Civil Liberties

Soundbite: Outing History


They call it "the love that dare not speak its name" for good reason. Even after the explosion of literature on gay issues since the 1970s, comprehensive examinations of homosexuality in history have been few. An exception is Louis Crompton's new Homosexuality and Civilization (Harvard University Press), a sweeping account that was 18 years in the making. Crompton, a professor emeritus of English at the University of Nebraska, presents both a catalog of horrific abuse and persecution in the West and a surprising history of tolerance in some Eastern cultures, such as Japan, where homosexuality was "an honored way of life among the country's religious and military leaders." Assistant Editor Julian Sanchez spoke with Crompton in December.

Q: What in your research surprised you most?

A: The material on the widespread acceptance of homosexuality in Chinese and Japanese culture, which had been obscured because in the 19th and 20th centuries those countries became much more homophobic. Also, Islam theoretically allows for the death penalty for homosexuality, but the love and appreciation of young males was prevalent in poetry. The pretense was that those relationships were platonic, but the feelings were acceptable, whereas to write a love poem to a boy in 11th-century England would have been unthinkable. There's since been a return to the seventh century, when sodomites were executed by having a wall pushed over on them. The Taliban reinstituted that practice, using bulldozers to push over the walls. Medieval jurisprudence meets modern technology.

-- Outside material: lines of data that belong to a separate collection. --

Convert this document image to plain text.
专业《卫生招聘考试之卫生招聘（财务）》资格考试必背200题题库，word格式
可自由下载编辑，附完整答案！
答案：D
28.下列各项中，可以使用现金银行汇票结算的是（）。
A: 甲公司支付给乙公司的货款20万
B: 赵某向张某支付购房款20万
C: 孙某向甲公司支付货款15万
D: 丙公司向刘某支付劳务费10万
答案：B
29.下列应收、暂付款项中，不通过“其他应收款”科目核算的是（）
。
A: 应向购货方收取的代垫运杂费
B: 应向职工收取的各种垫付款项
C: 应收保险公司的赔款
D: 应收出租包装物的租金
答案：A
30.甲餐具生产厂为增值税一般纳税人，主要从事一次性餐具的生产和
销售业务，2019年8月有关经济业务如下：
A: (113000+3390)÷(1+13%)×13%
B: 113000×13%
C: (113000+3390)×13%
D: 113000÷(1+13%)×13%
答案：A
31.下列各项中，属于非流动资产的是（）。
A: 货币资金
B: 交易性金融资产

Q: Attitudes about homosexuality in East and West seem to have flipped now. Why?

A: The West exported homophobia to the Third World and now is having to face the consequences of that. The Third World Anglican congregations objected most strongly to the ordination of homosexual bishops. China became much more anti-gay under Marxist influences: The Marxist line was that homosexuality was counterrevolutionary, a product of capitalism that would disappear when economic conditions changed. My partner is a Cuban who lived there when Castro came to power and saw many gay men taken away to concentration camps. In Japan it was simply the absorption of Western and European attitudes.

Q: Conservatives claim that acceptance of homosexuality undermines heterosexual families. Did you find any evidence for that?

A: The striking example there would be China. Very few civilizations have put such emphasis on the family, even instituting ancestor worship. But this extreme emphasis didn't lead to or require the kind of homophobia we saw in Europe.